What will happen when you hit Return, if you’ve followed my instructions so far, is that you’ll be prompted for the password for the domain\login supplied in the runas command. Once authenticated SQL Server Management Studio will launch and you’ll see that you’re authenticating as the domain\login from the VPN session. You’ve now successfully connected to the database you need to support remotely without the need to add a remote workstation or increase licensing in any fashion. Now it’s time to finish this process off for good by building a shortcut so you don’t need to run the command line statement each time you need to launch SSMS for this customer. I’m sure by now, in all your years of using Microsoft Windows, that you’ve created shortcuts but I’ll go through the motions here just in case.

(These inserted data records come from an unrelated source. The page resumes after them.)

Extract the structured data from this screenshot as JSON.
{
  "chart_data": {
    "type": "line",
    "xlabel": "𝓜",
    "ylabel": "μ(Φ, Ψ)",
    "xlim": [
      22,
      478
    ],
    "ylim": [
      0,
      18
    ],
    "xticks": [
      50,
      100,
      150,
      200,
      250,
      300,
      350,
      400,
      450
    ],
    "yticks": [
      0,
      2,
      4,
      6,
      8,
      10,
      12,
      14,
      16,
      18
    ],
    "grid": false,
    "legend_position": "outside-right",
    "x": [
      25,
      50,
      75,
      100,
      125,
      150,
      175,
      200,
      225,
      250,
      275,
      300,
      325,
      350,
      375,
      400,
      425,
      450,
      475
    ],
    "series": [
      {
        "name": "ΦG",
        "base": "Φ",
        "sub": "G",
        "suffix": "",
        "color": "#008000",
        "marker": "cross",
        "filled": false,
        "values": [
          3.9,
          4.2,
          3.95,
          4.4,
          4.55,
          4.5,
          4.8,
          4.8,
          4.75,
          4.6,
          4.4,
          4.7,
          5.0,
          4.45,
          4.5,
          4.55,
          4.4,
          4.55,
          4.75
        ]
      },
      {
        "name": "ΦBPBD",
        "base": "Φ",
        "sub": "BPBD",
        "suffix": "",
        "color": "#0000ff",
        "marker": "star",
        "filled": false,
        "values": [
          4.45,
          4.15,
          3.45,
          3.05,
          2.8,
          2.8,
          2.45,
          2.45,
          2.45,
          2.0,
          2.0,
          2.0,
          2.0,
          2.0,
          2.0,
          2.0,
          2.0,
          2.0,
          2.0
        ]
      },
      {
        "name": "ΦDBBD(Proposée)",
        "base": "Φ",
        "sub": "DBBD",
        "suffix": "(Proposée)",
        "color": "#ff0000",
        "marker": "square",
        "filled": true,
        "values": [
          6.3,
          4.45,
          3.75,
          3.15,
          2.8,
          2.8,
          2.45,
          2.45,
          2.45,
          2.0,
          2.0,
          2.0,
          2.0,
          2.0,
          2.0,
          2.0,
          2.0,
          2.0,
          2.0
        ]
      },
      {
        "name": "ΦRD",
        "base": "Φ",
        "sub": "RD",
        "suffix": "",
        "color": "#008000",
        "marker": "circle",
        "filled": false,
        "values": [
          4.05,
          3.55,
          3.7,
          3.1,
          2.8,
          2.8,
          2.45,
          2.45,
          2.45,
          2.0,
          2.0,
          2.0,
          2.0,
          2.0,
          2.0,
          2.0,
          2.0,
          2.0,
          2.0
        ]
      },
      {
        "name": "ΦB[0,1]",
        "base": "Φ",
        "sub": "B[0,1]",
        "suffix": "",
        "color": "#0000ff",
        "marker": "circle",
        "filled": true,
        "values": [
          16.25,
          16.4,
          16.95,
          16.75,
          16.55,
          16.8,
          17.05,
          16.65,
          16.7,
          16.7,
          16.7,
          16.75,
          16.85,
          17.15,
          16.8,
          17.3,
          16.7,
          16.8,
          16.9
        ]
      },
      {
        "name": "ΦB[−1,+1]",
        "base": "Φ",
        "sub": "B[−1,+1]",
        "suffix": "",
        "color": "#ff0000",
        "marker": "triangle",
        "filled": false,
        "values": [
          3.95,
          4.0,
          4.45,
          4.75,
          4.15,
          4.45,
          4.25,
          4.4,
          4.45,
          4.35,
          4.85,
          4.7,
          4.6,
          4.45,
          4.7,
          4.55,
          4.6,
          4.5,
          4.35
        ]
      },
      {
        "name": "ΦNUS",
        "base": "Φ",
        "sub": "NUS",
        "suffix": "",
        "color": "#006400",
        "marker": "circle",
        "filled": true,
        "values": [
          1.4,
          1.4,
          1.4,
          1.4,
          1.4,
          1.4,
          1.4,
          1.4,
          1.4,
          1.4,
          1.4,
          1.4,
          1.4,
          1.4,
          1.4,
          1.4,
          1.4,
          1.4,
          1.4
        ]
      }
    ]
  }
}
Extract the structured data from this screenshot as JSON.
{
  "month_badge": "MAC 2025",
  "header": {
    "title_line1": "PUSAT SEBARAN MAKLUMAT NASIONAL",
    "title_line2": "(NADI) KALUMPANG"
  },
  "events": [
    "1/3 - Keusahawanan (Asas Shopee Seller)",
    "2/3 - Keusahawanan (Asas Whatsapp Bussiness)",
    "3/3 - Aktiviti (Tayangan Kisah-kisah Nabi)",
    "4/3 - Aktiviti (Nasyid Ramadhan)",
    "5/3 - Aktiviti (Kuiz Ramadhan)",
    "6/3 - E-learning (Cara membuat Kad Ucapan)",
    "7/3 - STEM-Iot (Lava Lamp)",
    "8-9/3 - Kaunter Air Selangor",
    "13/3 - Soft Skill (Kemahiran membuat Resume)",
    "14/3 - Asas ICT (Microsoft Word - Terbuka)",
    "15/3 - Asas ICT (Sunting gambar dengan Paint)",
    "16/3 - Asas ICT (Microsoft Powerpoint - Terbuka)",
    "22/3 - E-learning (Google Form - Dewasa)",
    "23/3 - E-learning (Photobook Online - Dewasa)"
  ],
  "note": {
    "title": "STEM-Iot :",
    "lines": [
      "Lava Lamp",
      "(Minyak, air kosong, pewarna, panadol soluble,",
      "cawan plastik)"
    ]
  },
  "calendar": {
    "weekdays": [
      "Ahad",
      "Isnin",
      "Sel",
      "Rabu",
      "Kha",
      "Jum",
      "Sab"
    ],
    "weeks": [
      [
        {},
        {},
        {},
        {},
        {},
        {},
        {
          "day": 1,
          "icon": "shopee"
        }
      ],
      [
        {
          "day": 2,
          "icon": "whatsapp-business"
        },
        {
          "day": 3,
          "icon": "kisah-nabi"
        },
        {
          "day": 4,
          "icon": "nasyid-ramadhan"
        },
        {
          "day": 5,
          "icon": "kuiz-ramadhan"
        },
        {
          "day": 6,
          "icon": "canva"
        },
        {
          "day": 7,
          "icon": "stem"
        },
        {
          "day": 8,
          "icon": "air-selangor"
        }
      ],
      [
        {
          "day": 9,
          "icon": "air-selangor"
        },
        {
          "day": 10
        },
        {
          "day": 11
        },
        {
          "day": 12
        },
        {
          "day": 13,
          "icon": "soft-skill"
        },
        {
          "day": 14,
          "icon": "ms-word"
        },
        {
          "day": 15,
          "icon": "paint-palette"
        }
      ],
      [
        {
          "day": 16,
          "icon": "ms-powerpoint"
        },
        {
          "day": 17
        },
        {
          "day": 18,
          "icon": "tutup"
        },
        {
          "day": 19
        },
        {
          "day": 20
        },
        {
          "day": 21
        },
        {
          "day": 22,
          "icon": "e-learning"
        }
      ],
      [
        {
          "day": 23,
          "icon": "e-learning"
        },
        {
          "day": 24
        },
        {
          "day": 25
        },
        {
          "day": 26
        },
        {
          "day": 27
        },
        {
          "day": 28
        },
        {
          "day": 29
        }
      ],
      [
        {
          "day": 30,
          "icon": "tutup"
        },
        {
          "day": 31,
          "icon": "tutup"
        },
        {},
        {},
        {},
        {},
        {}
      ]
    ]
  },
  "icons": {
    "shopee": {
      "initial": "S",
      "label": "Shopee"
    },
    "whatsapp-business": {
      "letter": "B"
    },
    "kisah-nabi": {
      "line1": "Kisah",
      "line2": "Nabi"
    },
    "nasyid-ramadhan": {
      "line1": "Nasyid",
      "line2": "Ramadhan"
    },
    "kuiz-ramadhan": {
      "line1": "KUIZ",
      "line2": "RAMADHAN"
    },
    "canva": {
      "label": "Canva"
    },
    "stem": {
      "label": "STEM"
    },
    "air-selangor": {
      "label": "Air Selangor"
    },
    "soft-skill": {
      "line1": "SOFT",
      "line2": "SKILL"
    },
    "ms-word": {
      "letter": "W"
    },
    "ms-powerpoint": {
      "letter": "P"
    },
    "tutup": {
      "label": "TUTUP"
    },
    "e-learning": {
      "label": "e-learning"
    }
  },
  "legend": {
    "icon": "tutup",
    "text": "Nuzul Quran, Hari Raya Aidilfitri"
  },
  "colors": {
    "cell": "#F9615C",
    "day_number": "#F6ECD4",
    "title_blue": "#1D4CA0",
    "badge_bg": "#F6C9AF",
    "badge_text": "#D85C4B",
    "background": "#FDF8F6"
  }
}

- Copy the command line runas statement you’ve already validated that works above.
- Right click your desktop and select New\Shortcut from the context menu that opens.
- Paste the runas command: runas /noprofile /user:<domain\login> “Ssms.exe” (using the correct domain\login in place of <domain\login> of course).
- Click Next
- Name the Shortcut.
- Save the Shortcut.
You can now leave the shortcut on the desktop or pin it to the Start menu or Task bar for easy access and reuse.
Look at What You Done Did!
You’re able to remote to the customer SQL database for support without any additional effort from the customer and very light work on your part. There are such things as better mousetraps. You’ve just built one.
*Yes, I know that these terms are highly subjective in this context. Your emails and comments are appreciated.
**Perhaps you’re not, if you’re mandating or relying on SQL Authentication over a more secure security construct.